This paper describes NetMedic, a system for automatically diagnosing the source of network failures. This work is distinguished from prior work on automatic error diagnosis because of its emphasis on detailed assignments of blame: isolating the individual process or configuration parameter that is the cause of the problem, rather than just the faulty machine. Due to the paper’s focus on small enterprise networks, in such a setting the faulty machine is usually clear, so a more precise diagnosis is necessary to be of any practical value.
The authors base their work on a survey of defect tickets describing network failures. They found that many errors are application-specific: error codes or incorrect behavior that arise when a particular operation is attempted, for example. Thus, a naive approach to detailed failure diagnose would require hard-coding knowledge of application semantics into the diagnosis tool. This is impractical, so instead NetMedic attempts to infer the relationships between network components by examining their joint behavior in the past.
Their technique proceeds as follows:
- A network is modeled as a set of components (e.g. machines, processes, network paths, etc.). Each component has a set of variables that define its current state, and a set of unidirectional dependencies on other components. NetMedic constructs the dependency graph automatically. An important point is that NetMedic makes no assumptions about the semantics of these variables (it is “application agnostic”).
- NetMedic records the state of each component over time. It infers correlations between the states of two components in the past: e.g. when C1_x was “abnormal” in the past, C2_y was also abnormal.
- The strengths of these inter-variable correlations are used to label the edges of the dependency graph, and hence to estimate the likelihood that one component influences the state of another component. Looking at this weighted graph allows us to infer which component is causing the undesirable behavior/failure.
A typical problem with this kind of analysis is confusing correlation with causation: just because C1_x and C2_y were both abnormal at around the same time is not enough evidence to conclude that C1_x caused the abnormality of C2_y, or vice versa. In fact, both behaviors might even be caused by a third variable that is not accounted for by NetMedic. The paper argues that this is typically not a problem in practice, because their technique usually works in practice: “we find that the assumption [that correlation implies causation] holds frequently enough in practice to facilitate effective diagnosis.”

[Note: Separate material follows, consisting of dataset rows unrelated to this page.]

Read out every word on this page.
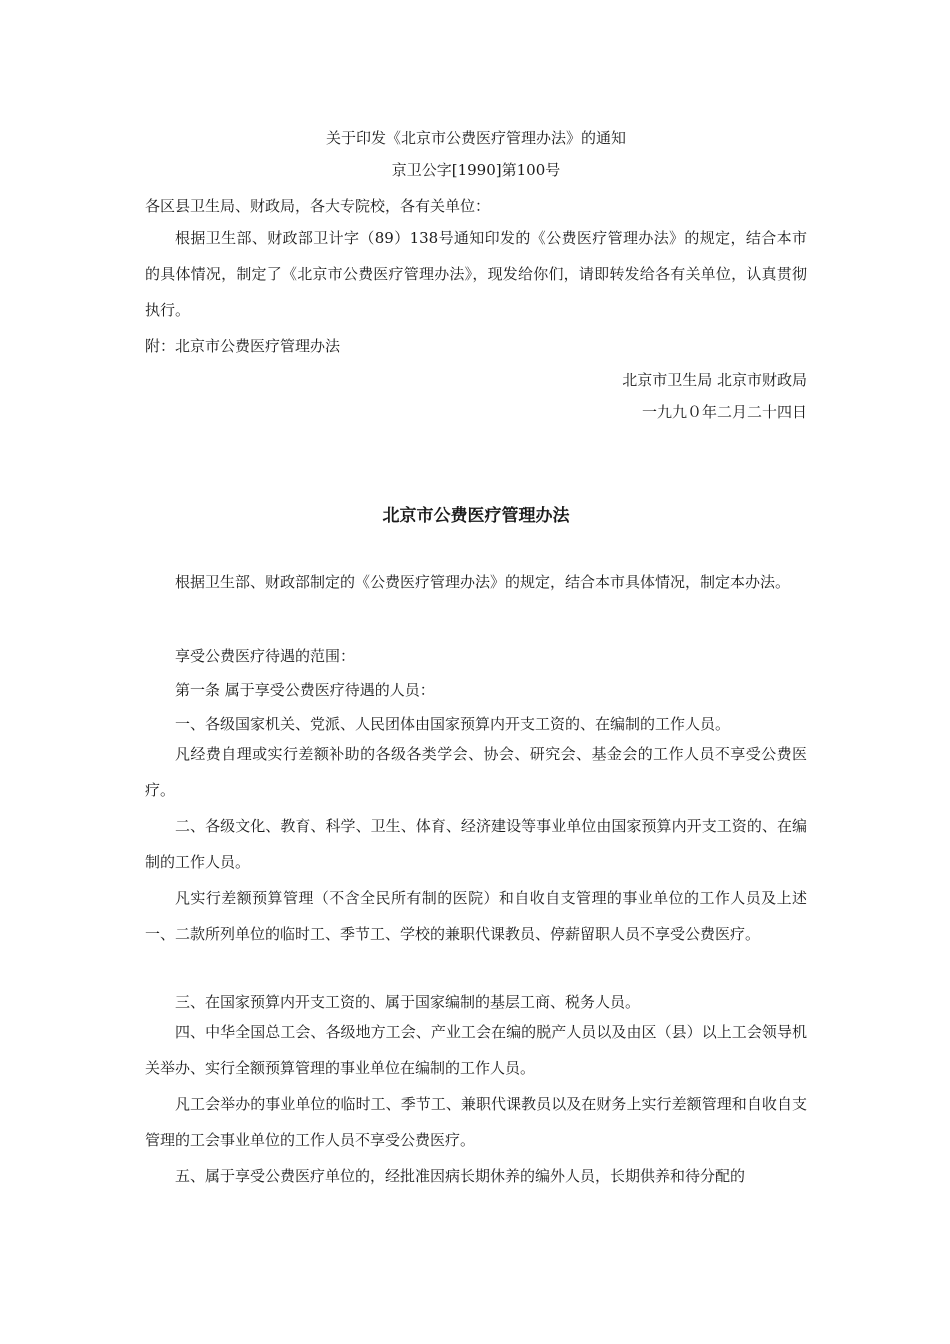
关于印发《北京市公费医疗管理办法》的通知
京卫公字[1990]第100号
各区县卫生局、财政局，各大专院校，各有关单位：
根据卫生部、财政部卫计字（89）138号通知印发的《公费医疗管理办法》的规定，结合本市的具体情况，制定了《北京市公费医疗管理办法》，现发给你们，请即转发给各有关单位，认真贯彻执行。
附：北京市公费医疗管理办法
北京市卫生局 北京市财政局
一九九０年二月二十四日
北京市公费医疗管理办法
根据卫生部、财政部制定的《公费医疗管理办法》的规定，结合本市具体情况，制定本办法。
享受公费医疗待遇的范围：
第一条 属于享受公费医疗待遇的人员：
一、各级国家机关、党派、人民团体由国家预算内开支工资的、在编制的工作人员。
凡经费自理或实行差额补助的各级各类学会、协会、研究会、基金会的工作人员不享受公费医疗。
二、各级文化、教育、科学、卫生、体育、经济建设等事业单位由国家预算内开支工资的、在编制的工作人员。
凡实行差额预算管理（不含全民所有制的医院）和自收自支管理的事业单位的工作人员及上述一、二款所列单位的临时工、季节工、学校的兼职代课教员、停薪留职人员不享受公费医疗。
三、在国家预算内开支工资的、属于国家编制的基层工商、税务人员。
四、中华全国总工会、各级地方工会、产业工会在编的脱产人员以及由区（县）以上工会领导机关举办、实行全额预算管理的事业单位在编制的工作人员。
凡工会举办的事业单位的临时工、季节工、兼职代课教员以及在财务上实行差额管理和自收自支管理的工会事业单位的工作人员不享受公费医疗。
五、属于享受公费医疗单位的，经批准因病长期休养的编外人员，长期供养和待分配的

Another problem with this approach is that it cannot handle situations that have not occurred in the past. If our goal is ultimately to build reliable systems, a technique that presupposes a large database of prior failures seems somehow unsatisfactory. More importantly, this kind of diagnosis cannot account for catastrophic, unlikely events — and it is in precisely those situations that system support for failure diagnosis might be the most helpful.
Finally, it seems to me that the proposed technique wouldn’t handle complex relationships between components. For example, suppose that a component C fails catastrophically if its load rises above a certain point (say, 3 clients connected concurrently). If there are 1000 possible clients, then for any given prior failure, the state of C will not appear dependent on the vast majority of those client components. Essentially, the relationship between the clients and C might be more complex than can be accounted by for NetMedic.